Our community is facing the same process. The TPI proposal has the opportunity to set the tone for a new Fort Myer Beach generation. Economics is always in the mix, but if the property had been purchased for free – then economics would be almost meaningless and we could visualize exactly what might add real value and character to our community. We are not quite that lucky- but we do have a long-time downtown vision in our Land use plan and in our town’s visioning process to give us a blueprint. In fact, the previous CPD for the Seafarer’s parcel was consistent with the plan in term of density and scale of building. What reasonable expectations for land use should a property owner, the neighbors and the community expect from a Land use plan?
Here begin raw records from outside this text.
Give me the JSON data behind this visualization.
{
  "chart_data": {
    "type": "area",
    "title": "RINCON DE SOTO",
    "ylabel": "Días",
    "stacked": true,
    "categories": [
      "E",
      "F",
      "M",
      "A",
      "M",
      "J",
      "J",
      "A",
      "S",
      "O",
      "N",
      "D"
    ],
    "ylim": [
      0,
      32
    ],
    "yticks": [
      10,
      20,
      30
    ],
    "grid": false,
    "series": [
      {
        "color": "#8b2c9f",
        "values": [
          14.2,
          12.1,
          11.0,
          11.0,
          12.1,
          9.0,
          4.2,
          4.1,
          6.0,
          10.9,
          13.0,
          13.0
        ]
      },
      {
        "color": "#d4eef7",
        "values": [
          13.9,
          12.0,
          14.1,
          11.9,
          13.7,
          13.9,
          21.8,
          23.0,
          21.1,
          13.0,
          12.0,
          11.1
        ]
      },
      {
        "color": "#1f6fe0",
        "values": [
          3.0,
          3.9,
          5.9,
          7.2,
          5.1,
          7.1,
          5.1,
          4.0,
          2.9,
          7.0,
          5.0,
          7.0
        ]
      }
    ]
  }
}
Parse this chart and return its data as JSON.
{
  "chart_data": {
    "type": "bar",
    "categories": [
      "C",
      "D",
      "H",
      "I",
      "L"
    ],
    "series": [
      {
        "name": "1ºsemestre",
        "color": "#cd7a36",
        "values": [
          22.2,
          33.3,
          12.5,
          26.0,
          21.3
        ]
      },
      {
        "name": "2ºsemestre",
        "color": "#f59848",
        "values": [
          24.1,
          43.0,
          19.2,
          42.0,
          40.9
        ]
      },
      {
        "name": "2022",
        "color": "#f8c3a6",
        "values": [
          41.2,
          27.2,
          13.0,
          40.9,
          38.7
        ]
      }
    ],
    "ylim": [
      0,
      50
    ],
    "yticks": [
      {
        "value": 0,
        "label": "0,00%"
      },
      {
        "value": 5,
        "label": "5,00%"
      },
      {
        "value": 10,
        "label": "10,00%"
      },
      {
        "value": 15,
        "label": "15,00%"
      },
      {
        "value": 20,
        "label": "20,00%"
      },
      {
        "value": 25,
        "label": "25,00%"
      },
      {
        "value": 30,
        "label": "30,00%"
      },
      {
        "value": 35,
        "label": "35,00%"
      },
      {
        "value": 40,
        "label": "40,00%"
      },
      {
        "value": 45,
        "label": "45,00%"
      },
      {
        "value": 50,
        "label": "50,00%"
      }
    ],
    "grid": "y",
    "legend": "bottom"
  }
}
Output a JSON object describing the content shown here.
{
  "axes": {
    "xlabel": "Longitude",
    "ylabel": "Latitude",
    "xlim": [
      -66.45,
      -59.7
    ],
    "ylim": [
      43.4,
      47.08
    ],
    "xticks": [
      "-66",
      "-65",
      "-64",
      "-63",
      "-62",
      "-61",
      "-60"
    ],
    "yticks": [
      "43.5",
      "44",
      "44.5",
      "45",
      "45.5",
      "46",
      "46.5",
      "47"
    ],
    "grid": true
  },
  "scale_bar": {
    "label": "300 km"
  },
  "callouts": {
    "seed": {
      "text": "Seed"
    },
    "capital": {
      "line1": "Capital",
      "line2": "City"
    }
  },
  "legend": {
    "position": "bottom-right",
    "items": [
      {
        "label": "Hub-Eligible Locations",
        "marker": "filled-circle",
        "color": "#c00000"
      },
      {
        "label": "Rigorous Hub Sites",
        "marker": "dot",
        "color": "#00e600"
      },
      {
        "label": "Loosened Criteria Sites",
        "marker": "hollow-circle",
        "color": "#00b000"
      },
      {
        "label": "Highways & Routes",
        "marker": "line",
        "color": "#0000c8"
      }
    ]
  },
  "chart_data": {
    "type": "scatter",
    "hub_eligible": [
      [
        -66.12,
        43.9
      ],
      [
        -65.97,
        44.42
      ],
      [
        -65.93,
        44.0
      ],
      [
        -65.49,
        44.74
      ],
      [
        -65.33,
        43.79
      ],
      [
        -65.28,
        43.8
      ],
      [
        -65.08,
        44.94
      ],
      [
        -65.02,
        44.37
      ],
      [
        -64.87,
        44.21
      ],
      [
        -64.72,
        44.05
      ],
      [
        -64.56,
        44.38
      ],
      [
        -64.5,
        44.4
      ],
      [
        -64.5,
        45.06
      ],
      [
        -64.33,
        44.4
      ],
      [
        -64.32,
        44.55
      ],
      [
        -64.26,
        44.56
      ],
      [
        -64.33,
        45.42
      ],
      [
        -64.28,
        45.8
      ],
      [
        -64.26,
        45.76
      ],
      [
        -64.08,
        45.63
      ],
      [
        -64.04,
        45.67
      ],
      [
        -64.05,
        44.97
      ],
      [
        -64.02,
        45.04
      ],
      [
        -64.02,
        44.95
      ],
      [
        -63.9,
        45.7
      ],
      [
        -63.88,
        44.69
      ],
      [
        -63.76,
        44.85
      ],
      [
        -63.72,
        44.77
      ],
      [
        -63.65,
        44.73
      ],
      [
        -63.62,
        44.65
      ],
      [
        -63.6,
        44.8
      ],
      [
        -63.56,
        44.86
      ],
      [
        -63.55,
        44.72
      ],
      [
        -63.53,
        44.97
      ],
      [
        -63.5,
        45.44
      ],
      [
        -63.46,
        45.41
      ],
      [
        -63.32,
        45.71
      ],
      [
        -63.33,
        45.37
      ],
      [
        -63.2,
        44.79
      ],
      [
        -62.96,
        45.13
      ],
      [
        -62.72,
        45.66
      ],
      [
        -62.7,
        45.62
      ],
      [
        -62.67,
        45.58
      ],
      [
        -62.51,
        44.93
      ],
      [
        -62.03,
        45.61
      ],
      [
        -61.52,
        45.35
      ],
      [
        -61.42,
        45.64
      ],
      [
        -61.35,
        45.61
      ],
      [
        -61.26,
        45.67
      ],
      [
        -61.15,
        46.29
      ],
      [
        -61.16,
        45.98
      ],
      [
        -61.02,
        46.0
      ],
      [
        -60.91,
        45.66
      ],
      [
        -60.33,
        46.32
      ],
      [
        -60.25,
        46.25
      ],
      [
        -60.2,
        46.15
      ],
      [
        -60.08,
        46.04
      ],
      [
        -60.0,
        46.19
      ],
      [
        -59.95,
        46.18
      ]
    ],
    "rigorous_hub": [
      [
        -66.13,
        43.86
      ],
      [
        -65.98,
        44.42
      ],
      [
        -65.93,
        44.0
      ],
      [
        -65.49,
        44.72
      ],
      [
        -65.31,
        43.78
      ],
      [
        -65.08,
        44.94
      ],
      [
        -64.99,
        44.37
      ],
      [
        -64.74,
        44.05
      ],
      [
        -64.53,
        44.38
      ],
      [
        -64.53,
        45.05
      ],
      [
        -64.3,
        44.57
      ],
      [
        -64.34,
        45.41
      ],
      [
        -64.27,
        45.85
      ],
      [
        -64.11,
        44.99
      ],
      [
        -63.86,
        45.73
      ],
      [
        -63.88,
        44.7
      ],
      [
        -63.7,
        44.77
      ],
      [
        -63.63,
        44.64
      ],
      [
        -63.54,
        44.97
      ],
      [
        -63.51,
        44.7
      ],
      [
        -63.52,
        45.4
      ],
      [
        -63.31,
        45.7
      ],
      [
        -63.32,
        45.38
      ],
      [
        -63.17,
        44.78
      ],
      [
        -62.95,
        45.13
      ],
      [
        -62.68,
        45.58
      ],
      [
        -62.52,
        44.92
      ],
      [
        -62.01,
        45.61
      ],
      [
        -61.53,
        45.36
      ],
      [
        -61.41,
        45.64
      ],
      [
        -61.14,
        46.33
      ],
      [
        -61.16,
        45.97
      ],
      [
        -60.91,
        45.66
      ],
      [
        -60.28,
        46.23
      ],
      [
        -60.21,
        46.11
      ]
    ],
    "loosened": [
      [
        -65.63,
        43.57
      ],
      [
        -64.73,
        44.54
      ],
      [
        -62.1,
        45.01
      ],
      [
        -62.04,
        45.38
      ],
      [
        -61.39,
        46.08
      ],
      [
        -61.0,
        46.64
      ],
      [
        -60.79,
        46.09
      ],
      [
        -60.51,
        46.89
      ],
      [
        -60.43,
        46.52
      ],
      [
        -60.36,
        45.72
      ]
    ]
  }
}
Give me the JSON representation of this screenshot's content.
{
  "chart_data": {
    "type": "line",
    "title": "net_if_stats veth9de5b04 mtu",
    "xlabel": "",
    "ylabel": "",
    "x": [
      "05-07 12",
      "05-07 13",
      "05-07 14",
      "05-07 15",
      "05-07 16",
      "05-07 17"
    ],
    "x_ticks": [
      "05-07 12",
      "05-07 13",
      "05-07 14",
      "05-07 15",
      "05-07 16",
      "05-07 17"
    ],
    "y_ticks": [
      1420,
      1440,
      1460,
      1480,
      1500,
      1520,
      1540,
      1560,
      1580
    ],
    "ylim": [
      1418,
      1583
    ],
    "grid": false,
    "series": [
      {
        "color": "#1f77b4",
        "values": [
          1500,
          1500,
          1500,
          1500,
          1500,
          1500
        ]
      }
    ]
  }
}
I support redevelopment- but I also think scale of buildings and intensity are important. Water parks and adult entertainment complexes/amenities create lots of traffic and parking flow. Building scale with three floors over flood-plain create Canyons along roads that deserve design interest. All needed variances or new code interpretations need to be carefully considered. This location has the potential to be a great gateway to our town, but also has the potential to create chaos. I personally think a cluster of modest size buildings, some with modest height variances (to create architectural interest) would make this new development a great addition to our Downtown village core. However, Density, parking, traffic flow and building scale need to be carefully reviewed. Often, a developer has the tendency to “fit” as much as they can and TPI has done this with the latest plan as well. The development code can be confusing and the words “consistent with the plan” are very much a matter of interpretation or the sales pitch being presented. I have not reviewed the details- but the TPI plan – while better – is still intense and creates lots of questions for the Town and Residents to consider. Some primary questions I have include: Deviations for FAR (Floor Area Ratio) really means increased intensity/density; stacked parking both horizontally and vertically means tight parking and as I understand it, the Development code does not contemplate four story buildings on Crescent and Fifth Street. The Bayside parcel density proposed is about 90 Units per acre (code is maximum of 18/acre) which is 50% more intense than Lighthouse Resort which is a grandfathered property but in a scale contemplated in our Development Codes. The Beach parcel is essentially commercial with no adjacent parking and might be a destination itself similar to the pool venues in Las Vegas.
Finally, as important as our Downtown is, the actual parcels are relatively modest in size while the proposed uses are not. Much of the Downtown degradation has been self-imposed by previous property owners or lack of motivation. There are always many options for change.
Our town and its residents would be well served to review this under the comp plan first and negotiate up rather than from the developer’s proposal and then down.
I should share that I am a beach business (resort/restaurants) owner and have been a developer. I like change and redevelopment. I also have a long-term commitment to the community and I am a part-time resident.